The Government will get $120 million for the sale of the Air Force's mothballed Skyhawk and Aermacchi jets, but the amount the firm that clinched the deal gets as a commission remains unknown.
Defence Minister Mark Burton has revealed about $35 million will be spent preparing the 34 jets, which were decommissioned in 2001 after Labour disbanded the air combat wing, ready for use by the American firm Tactical Air Services.
The $35 million includes the cost of storage, shipping, regenerating and the fee for accountancy firm Ernst & Young, which was contracted to sell the aircraft.
Blenheim company Safe Air has the contract to prepare the jets.
Mr Burton said the commission Ernst & Young would get was "comparable to what a real estate gets when they sell a house", but did not give an exact percentage.
The accounting firm has already been paid $400,000 as an initial fee for trying to sell the planes, and about $700,000 in disbursements over the past four years.
National defence spokesman John Carter said he wanted to know how much taxpayer money Labour would pay Ernst & Young in the form of a bonus.
"It has taken Ernst and Young more than four years to sell these aircraft, during which time storage costs have totalled nearly $7 million, so I would expect any bonus would reflect that."
Mr Carter called on Labour to release all the papers on the deal.
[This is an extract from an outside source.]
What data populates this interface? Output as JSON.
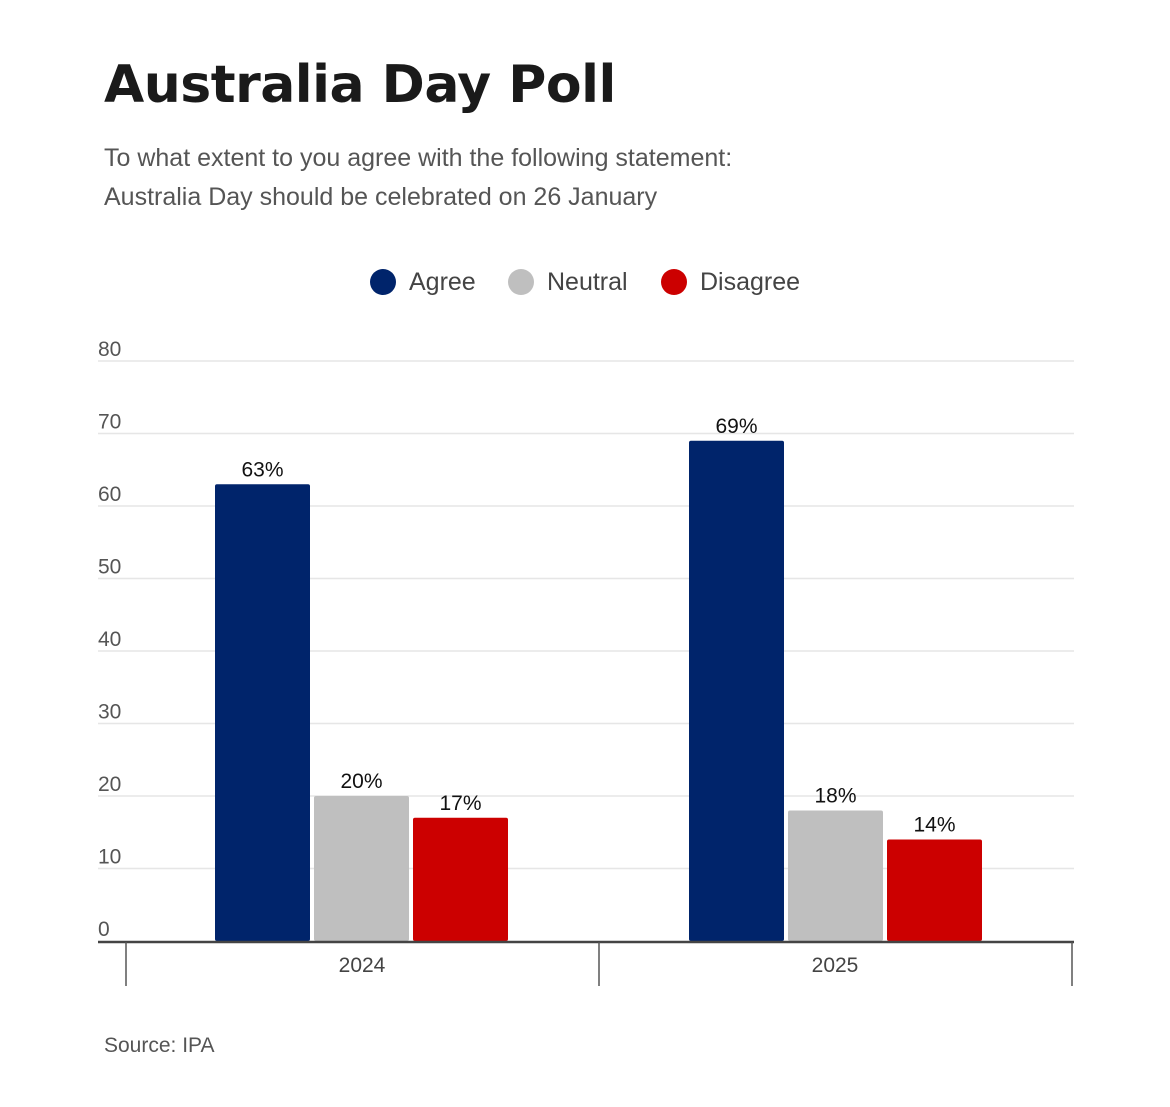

"Quite apart from the huge cost of this whole sad episode, Labour is responsible for wrecking a once-proud Air Force and forcing our highly trained pilots and engineers overseas," he said.
Mr Burton defended the sale of the jets saying it was an "essential decision".
"We were faced with a Defence Force that had been run down right through the 1990s across all three services. The fact is that of all of the capabilities in question, the air-strike capability had never been used in an operational deployment. I think it was the right decision."
The Skyhawks had been flown since 1970; the design dates from the 1950s.